The Federal law no. 35 of 1992 concerning the 'criminal procedure law', specifies the procedures for the prosecution of criminal cases in the UAE ('Criminal procedure code'). The rules and procedures concerning investigation, trial procedure, evidence, judgment, appeal procedures and enforcement measures are stated in the criminal procedure code.
The public prosecution constitutes the judicial authority which is headed by the attorney general and followed by the hierarchy of senior advocate general, advocates general, chief prosecutors and prosecutors. The higher members in the hierarchy have the authority to both monitors and supervise their subordinates. As part of its responsibilities, the public prosecution is responsible for initiating and taking action on criminal cases on behalf of the society members, either by referring the criminal case to the court for trial or by issuing a decision of dismissal. Pursuant to Article 7 of the criminal procedure code, the Public Prosecution has exclusive jurisdiction to initiate and prosecute criminal proceedings. It also has the exclusive authority to track the criminal cases until a final judgement is rendered.
Collection of evidence:
In inspection and collection of evidence, various government departments are assigned with the said authority, including the police department, public prosecution and criminal court. Pursuant to article 30 of the criminal procedure code, the judicial police are tasked with the responsibility to inquire about crimes, search for the perpetrators and collection of necessary information and evidence as part of the criminal investigation. Further, the judicial police are answerable to the public proception office and are also under the direct supervision of the public prosecutor in the performance of their duties (Article 31).

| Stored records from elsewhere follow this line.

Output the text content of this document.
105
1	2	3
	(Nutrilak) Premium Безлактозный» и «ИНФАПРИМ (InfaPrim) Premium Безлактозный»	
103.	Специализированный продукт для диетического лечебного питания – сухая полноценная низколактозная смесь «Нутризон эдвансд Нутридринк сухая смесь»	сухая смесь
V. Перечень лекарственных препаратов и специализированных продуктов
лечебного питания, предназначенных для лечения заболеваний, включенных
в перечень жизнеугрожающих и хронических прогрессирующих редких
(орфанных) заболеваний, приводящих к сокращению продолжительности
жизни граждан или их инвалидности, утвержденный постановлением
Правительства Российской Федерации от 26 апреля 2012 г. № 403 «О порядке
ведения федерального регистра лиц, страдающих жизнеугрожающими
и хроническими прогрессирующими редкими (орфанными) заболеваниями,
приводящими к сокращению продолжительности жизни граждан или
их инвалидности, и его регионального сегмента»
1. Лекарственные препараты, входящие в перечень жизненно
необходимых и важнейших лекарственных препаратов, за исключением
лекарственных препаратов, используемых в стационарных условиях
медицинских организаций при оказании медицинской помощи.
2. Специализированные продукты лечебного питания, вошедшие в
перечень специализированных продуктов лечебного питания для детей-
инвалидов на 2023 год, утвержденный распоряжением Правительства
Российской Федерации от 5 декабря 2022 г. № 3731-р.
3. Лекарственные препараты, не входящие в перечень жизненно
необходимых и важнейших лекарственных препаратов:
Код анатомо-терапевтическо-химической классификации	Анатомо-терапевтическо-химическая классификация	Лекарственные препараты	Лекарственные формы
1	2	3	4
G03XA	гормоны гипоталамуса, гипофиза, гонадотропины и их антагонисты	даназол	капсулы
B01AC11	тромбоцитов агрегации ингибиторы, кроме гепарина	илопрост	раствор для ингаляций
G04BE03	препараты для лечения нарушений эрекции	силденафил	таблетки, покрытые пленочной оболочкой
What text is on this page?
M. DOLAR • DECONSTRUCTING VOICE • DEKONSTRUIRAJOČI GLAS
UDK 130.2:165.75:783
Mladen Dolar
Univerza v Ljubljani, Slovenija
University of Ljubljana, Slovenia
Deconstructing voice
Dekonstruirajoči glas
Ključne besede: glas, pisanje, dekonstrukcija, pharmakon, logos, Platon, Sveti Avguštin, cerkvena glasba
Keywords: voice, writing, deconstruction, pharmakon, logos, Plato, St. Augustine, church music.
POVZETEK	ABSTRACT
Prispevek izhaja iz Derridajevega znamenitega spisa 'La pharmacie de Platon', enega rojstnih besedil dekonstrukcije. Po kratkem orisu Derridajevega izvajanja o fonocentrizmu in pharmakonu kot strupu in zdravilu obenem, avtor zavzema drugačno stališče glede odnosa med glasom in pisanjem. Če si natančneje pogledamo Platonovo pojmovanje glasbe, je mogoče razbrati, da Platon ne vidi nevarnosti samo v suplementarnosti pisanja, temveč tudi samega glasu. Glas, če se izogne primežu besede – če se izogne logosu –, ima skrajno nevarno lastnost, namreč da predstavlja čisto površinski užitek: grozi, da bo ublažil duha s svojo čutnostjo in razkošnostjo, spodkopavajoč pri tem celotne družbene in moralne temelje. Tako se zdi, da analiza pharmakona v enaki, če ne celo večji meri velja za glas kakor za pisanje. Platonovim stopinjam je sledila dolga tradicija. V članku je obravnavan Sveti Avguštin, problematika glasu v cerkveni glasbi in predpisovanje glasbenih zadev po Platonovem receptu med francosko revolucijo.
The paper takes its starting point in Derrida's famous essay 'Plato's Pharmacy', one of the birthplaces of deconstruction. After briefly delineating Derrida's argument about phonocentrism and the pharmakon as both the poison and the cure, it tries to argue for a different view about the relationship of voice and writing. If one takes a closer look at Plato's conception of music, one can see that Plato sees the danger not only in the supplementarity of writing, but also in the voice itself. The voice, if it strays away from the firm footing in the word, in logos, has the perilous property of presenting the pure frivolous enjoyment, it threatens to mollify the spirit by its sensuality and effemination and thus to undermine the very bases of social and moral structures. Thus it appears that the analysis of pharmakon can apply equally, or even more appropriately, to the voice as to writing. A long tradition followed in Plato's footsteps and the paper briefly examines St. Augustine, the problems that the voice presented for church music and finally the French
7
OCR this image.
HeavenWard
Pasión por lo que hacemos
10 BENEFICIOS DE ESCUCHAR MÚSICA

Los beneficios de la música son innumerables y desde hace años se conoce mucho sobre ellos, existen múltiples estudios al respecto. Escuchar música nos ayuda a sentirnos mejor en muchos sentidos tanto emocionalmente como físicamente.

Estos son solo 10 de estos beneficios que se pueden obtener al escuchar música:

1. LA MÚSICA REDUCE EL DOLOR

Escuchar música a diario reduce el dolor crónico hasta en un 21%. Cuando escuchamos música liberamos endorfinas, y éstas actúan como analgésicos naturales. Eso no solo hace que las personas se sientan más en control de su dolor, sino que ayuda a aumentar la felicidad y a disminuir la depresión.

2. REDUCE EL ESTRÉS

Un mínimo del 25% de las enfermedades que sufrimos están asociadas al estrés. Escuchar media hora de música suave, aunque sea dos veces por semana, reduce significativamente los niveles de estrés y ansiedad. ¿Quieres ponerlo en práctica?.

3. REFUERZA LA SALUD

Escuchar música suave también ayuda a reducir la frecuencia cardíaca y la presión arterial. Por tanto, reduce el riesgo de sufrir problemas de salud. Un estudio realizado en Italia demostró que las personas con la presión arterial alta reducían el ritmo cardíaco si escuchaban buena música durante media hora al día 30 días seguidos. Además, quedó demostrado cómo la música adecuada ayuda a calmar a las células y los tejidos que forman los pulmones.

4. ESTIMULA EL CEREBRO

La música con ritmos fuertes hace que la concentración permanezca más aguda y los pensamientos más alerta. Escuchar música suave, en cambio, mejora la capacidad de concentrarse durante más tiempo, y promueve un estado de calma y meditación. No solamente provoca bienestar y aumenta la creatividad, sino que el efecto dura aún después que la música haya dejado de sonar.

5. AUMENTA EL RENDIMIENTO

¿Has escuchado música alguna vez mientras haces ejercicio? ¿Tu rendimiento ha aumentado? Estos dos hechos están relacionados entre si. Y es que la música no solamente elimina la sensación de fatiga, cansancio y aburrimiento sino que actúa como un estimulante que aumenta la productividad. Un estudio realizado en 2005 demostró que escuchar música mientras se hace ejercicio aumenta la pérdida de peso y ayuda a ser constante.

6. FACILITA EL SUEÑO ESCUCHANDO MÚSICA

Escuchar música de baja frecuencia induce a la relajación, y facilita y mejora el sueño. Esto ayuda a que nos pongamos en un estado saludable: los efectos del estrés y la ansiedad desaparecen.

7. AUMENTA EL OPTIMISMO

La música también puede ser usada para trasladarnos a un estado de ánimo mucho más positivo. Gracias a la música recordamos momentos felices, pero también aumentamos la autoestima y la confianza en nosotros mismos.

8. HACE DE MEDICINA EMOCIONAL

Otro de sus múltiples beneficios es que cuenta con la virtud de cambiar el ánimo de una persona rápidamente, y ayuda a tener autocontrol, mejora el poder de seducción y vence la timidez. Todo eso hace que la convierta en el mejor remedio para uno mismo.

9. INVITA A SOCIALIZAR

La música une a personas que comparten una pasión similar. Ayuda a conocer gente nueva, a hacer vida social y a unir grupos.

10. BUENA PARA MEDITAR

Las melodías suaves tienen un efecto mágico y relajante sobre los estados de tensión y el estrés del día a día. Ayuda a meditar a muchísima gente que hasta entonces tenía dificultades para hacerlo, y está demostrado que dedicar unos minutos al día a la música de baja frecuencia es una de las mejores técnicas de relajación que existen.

When sufficient evidence exists:
Pursuant to article 45 of the criminal procedure code, when sufficient evidence exists concerning a given criminal complaint:
The judicial police officer may order the arrest of the accused, present and against whom there is enough evidence that he committed a crime, in any of the following instances:
1) In matter of felonies;
2) In suspected misdemeanours sanctioned by a penalty other than the fine;
3) In misdemeanours sanctioned by a penalty other than the fine, if the accused is put under surveillance or there is an apprehension of his escape;
4) In misdemeanours of theft, deceit, breach of trust, severe transgression, resistance by force to public authority officers, violation of public morals, misdemeanours concerning arms, ammunition, intoxicants and dangerous drugs.
In other instances:
i) Insufficient evidence:
If the prosecution office deems that there is no reason to pursue the action further due to lack of evidence or for other reasons, it shall order that the complaint be archived and not be lodged with the court for trial.
ii) Withdrawal of complaint:
The UAE laws allow for withdrawal of the legal action by the complaint in certain types of cases. In the instance wherein the victim dies after submitting a complaint, the right of withdrawal passes to his legal heirs.
iii) Lapse of the criminal action:
Pursuant to article 20 of the criminal procedure code, a criminal case shall be deemed to have ceased or lapsed if the following circumstances as listed below occur. In such instance, the public prosecution may not initiate the said matter further if the following circumstances occur:
- Death of the accused.
- Issuance of a final judgment.
- Submitting a waiver of the case by the party who has the right thereof(As discussed in point (ii) above.
- General Pardon.
- Repeal the law which punishes the same act.
- With the exception of crimes punishable by the Divine ordinance, chastisement law, blood money and crimes punishable by the death penalty or life sentence, the criminal case shall lapse after twenty years.
- The misdemeanour cases shall lapse after five years, the violations shall lapse after one year, and all the terms mentioned above shall be calculated since the day of the crime been committed.
The content of this article is intended to provide a general guide to the subject matter. Specialist advice should be sought about your specific circumstances.